Nimgaonkar VL., Green AR., Cowen PJ., Heal DJ., Grahame-Smith DG., Deakin JF.
The head twitch response in mice produced by injection of 5-hydroxytryptophan (100 mg/kg i.p.) and carbidopa (25 mg/kg i.p.) was enhanced by administration of clenbuterol (0.5 mg/kg i.p.), a beta-adrenoceptor agonist. Clenbuterol also enhanced the hyperactivity syndrome in rats produced by quipazine (25 mg/kg i.p.), a 5-hydroxytryptamine (5-HT) agonist. This enhancement was not prevented by depletion of 5-HT in brain with p-chlorophenylalanine or after pretreatment with prazosin. The behavioural responses of the rats to administration of the alpha 2-adrenoceptor agonist, clonidine, was unaltered by acute or longer-term administration of clenbuterol. Following chronic administration of clenbuterol (5 mg/kg daily for 14 days), a procedure resulting in down-regulation of central beta-adrenoceptors, a larger dose of clenbuterol was necessary to enhance the quipazine-induced hyperactivity, suggesting that the mechanism of enhancement involved central post-synaptic beta-adrenoceptors. Further evidence for this conclusion was that a lesion of central noradrenaline pathways produced by 6-hydroxydopamine did not abolish the clenbuterol-induced enhancement of the quipazine-mediated behaviour. The binding characteristics of 5-HT2-receptors were unchanged by acute or chronic administration of clenbuterol.
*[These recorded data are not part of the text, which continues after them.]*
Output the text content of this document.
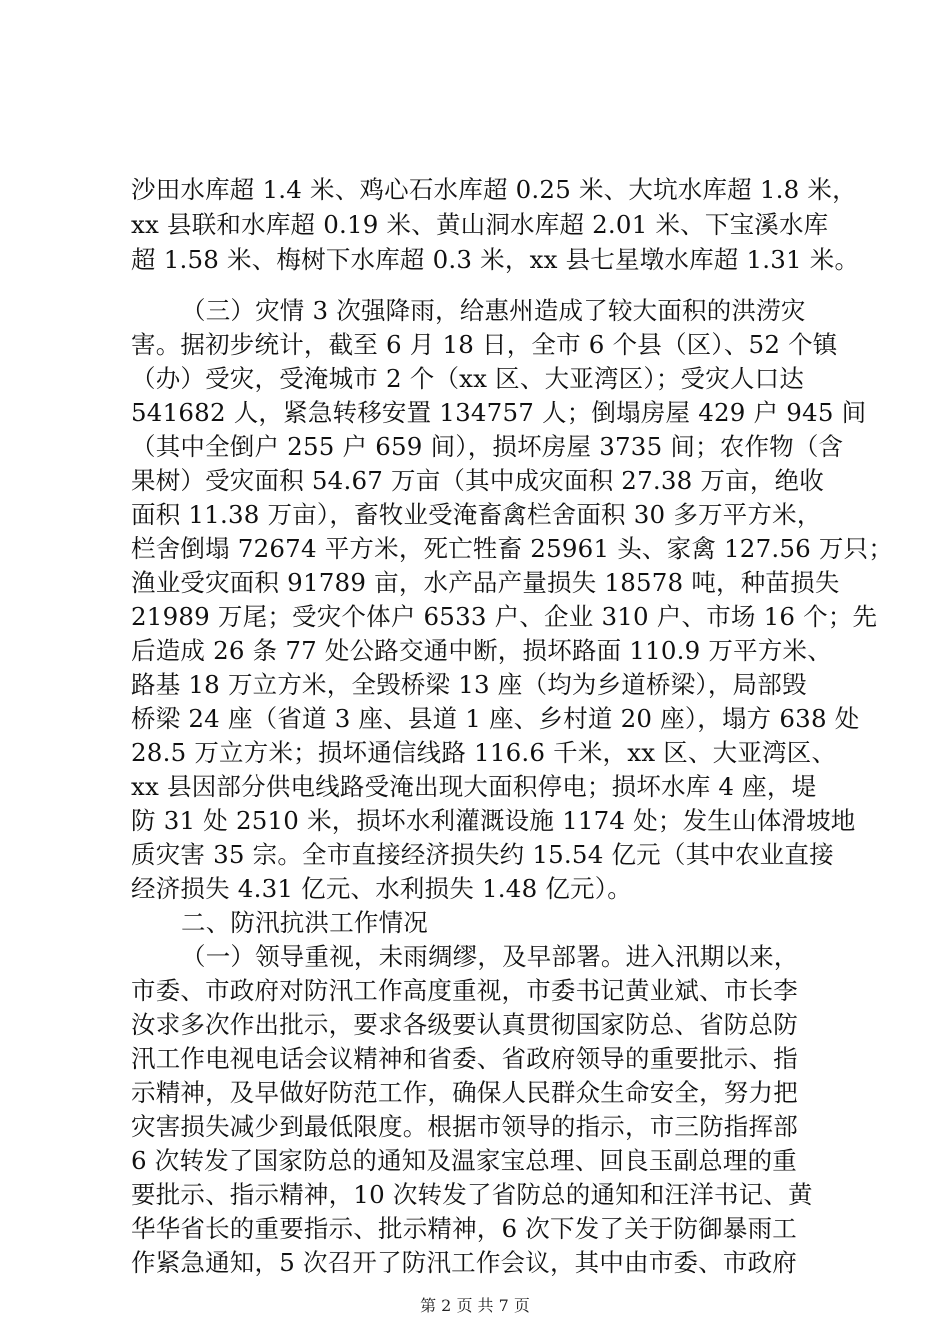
沙田水库超 1.4 米、鸡心石水库超 0.25 米、大坑水库超 1.8 米，
xx 县联和水库超 0.19 米、黄山洞水库超 2.01 米、下宝溪水库
超 1.58 米、梅树下水库超 0.3 米，xx 县七星墩水库超 1.31 米。
（三）灾情 3 次强降雨，给惠州造成了较大面积的洪涝灾
害。据初步统计，截至 6 月 18 日，全市 6 个县（区）、52 个镇
（办）受灾，受淹城市 2 个（xx 区、大亚湾区）；受灾人口达
541682 人，紧急转移安置 134757 人；倒塌房屋 429 户 945 间
（其中全倒户 255 户 659 间），损坏房屋 3735 间；农作物（含
果树）受灾面积 54.67 万亩（其中成灾面积 27.38 万亩，绝收
面积 11.38 万亩），畜牧业受淹畜禽栏舍面积 30 多万平方米，
栏舍倒塌 72674 平方米，死亡牲畜 25961 头、家禽 127.56 万只；
渔业受灾面积 91789 亩，水产品产量损失 18578 吨，种苗损失
21989 万尾；受灾个体户 6533 户、企业 310 户、市场 16 个；先
后造成 26 条 77 处公路交通中断，损坏路面 110.9 万平方米、
路基 18 万立方米，全毁桥梁 13 座（均为乡道桥梁），局部毁
桥梁 24 座（省道 3 座、县道 1 座、乡村道 20 座），塌方 638 处
28.5 万立方米；损坏通信线路 116.6 千米，xx 区、大亚湾区、
xx 县因部分供电线路受淹出现大面积停电；损坏水库 4 座，堤
防 31 处 2510 米，损坏水利灌溉设施 1174 处；发生山体滑坡地
质灾害 35 宗。全市直接经济损失约 15.54 亿元（其中农业直接
经济损失 4.31 亿元、水利损失 1.48 亿元）。
二、防汛抗洪工作情况
（一）领导重视，未雨绸缪，及早部署。进入汛期以来，
市委、市政府对防汛工作高度重视，市委书记黄业斌、市长李
汝求多次作出批示，要求各级要认真贯彻国家防总、省防总防
汛工作电视电话会议精神和省委、省政府领导的重要批示、指
示精神，及早做好防范工作，确保人民群众生命安全，努力把
灾害损失减少到最低限度。根据市领导的指示，市三防指挥部
6 次转发了国家防总的通知及温家宝总理、回良玉副总理的重
要批示、指示精神，10 次转发了省防总的通知和汪洋书记、黄
华华省长的重要指示、批示精神，6 次下发了关于防御暴雨工
作紧急通知，5 次召开了防汛工作会议，其中由市委、市政府
第 2 页 共 7 页
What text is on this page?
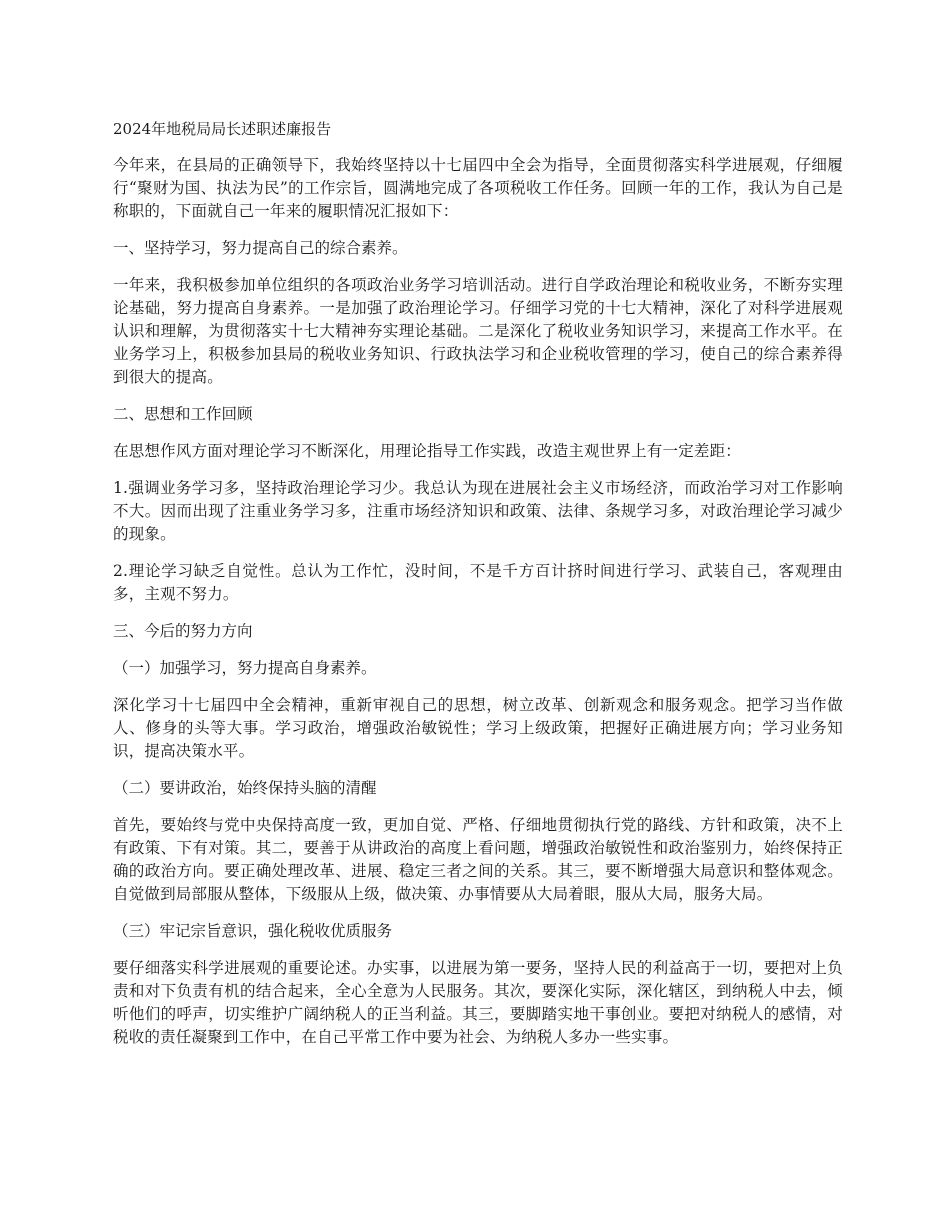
2024年地税局局长述职述廉报告

今年来，在县局的正确领导下，我始终坚持以十七届四中全会为指导，全面贯彻落实科学进展观，仔细履行“聚财为国、执法为民”的工作宗旨，圆满地完成了各项税收工作任务。回顾一年的工作，我认为自己是称职的，下面就自己一年来的履职情况汇报如下：

一、坚持学习，努力提高自己的综合素养。

一年来，我积极参加单位组织的各项政治业务学习培训活动。进行自学政治理论和税收业务，不断夯实理论基础，努力提高自身素养。一是加强了政治理论学习。仔细学习党的十七大精神，深化了对科学进展观认识和理解，为贯彻落实十七大精神夯实理论基础。二是深化了税收业务知识学习，来提高工作水平。在业务学习上，积极参加县局的税收业务知识、行政执法学习和企业税收管理的学习，使自己的综合素养得到很大的提高。

二、思想和工作回顾

在思想作风方面对理论学习不断深化，用理论指导工作实践，改造主观世界上有一定差距：

1.强调业务学习多，坚持政治理论学习少。我总认为现在进展社会主义市场经济，而政治学习对工作影响不大。因而出现了注重业务学习多，注重市场经济知识和政策、法律、条规学习多，对政治理论学习减少的现象。

2.理论学习缺乏自觉性。总认为工作忙，没时间，不是千方百计挤时间进行学习、武装自己，客观理由多，主观不努力。

三、今后的努力方向

（一）加强学习，努力提高自身素养。

深化学习十七届四中全会精神，重新审视自己的思想，树立改革、创新观念和服务观念。把学习当作做人、修身的头等大事。学习政治，增强政治敏锐性；学习上级政策，把握好正确进展方向；学习业务知识，提高决策水平。

（二）要讲政治，始终保持头脑的清醒

首先，要始终与党中央保持高度一致，更加自觉、严格、仔细地贯彻执行党的路线、方针和政策，决不上有政策、下有对策。其二，要善于从讲政治的高度上看问题，增强政治敏锐性和政治鉴别力，始终保持正确的政治方向。要正确处理改革、进展、稳定三者之间的关系。其三，要不断增强大局意识和整体观念。自觉做到局部服从整体，下级服从上级，做决策、办事情要从大局着眼，服从大局，服务大局。

（三）牢记宗旨意识，强化税收优质服务

要仔细落实科学进展观的重要论述。办实事，以进展为第一要务，坚持人民的利益高于一切，要把对上负责和对下负责有机的结合起来，全心全意为人民服务。其次，要深化实际，深化辖区，到纳税人中去，倾听他们的呼声，切实维护广阔纳税人的正当利益。其三，要脚踏实地干事创业。要把对纳税人的感情，对税收的责任凝聚到工作中，在自己平常工作中要为社会、为纳税人多办一些实事。
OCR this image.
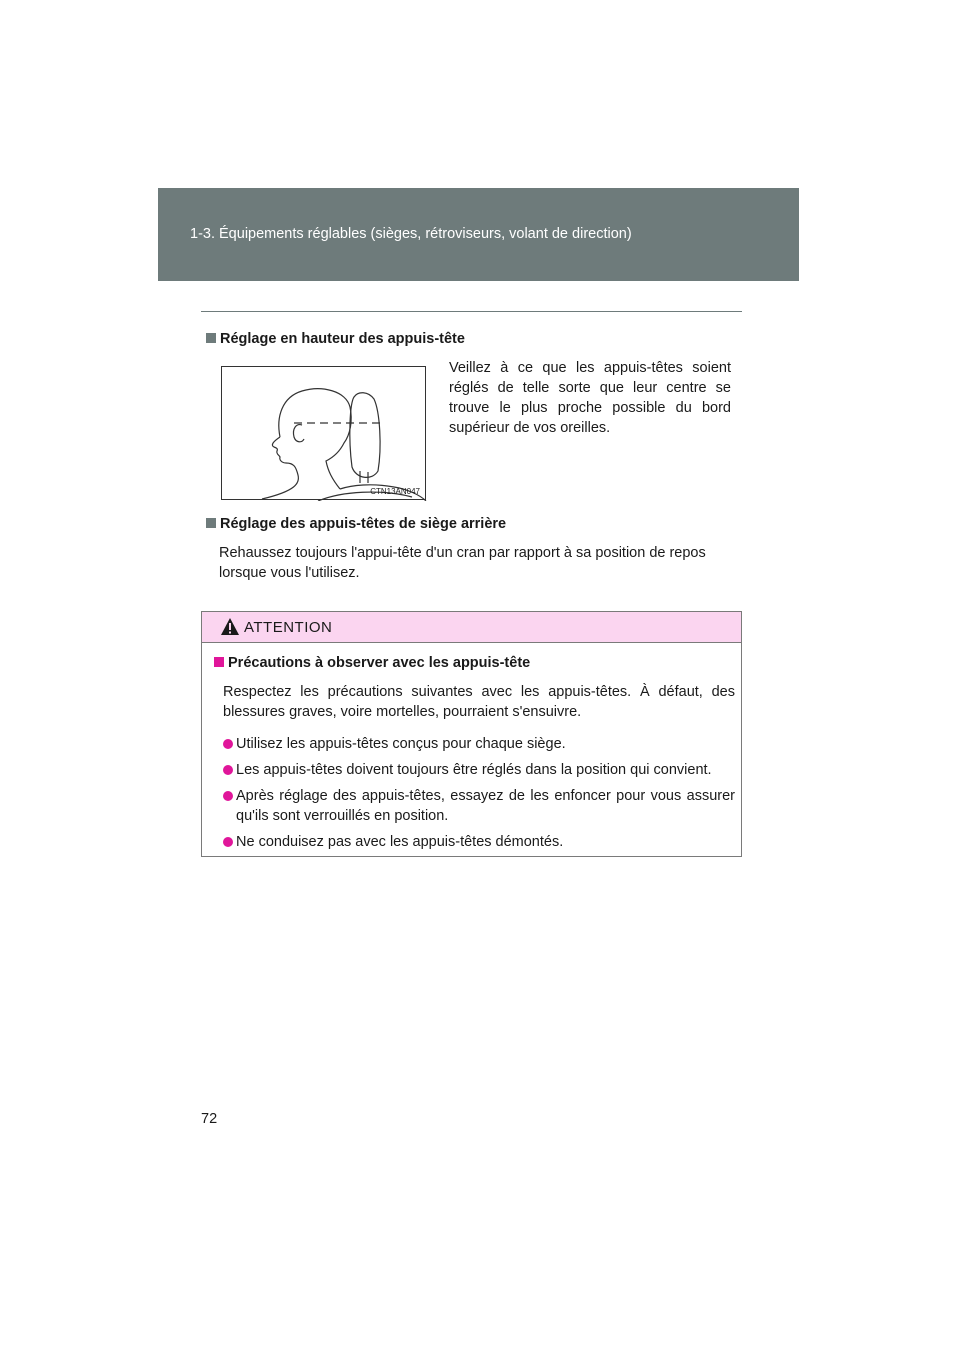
1-3. Équipements réglables (sièges, rétroviseurs, volant de direction)
Réglage en hauteur des appuis-tête
CTN13AN047
Veillez à ce que les appuis-têtes soient réglés de telle sorte que leur centre se trouve le plus proche possible du bord supérieur de vos oreilles.
Réglage des appuis-têtes de siège arrière
Rehaussez toujours l'appui-tête d'un cran par rapport à sa position de repos lorsque vous l'utilisez.
ATTENTION
Précautions à observer avec les appuis-tête
Respectez les précautions suivantes avec les appuis-têtes. À défaut, des blessures graves, voire mortelles, pourraient s'ensuivre.
Utilisez les appuis-têtes conçus pour chaque siège.
Les appuis-têtes doivent toujours être réglés dans la position qui convient.
Après réglage des appuis-têtes, essayez de les enfoncer pour vous assurer qu'ils sont verrouillés en position.
Ne conduisez pas avec les appuis-têtes démontés.
72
Clenbuterol (5 mg/kg) increased the percentage of plasma free (non-albumin bound) tryptophan, plasma free fatty acid concentration and the concentration of tryptophan and 5-hydroxyindoleacetic acid (5-HIAA) in the brain. The increase in 5-HT turnover in brain was prevented by pretreatment with the beta 1-adrenoceptor antagonist atenolol, which enters the brain poorly. It is therefore suggested that the clenbuterol-induced increase in 5-HT metabolism results from the increase in the concentration of plasma free fatty acid which increases plasma free tryptophan and thus increases the concentration of tryptophan in brain and 5-HT synthesis in brain. The clenbuterol-induced enhancement of 5-HT-mediated behaviour is therefore not associated with its effect on 5-HT metabolism. The data are discussed in relation to that obtained after administration of antidepressant drugs.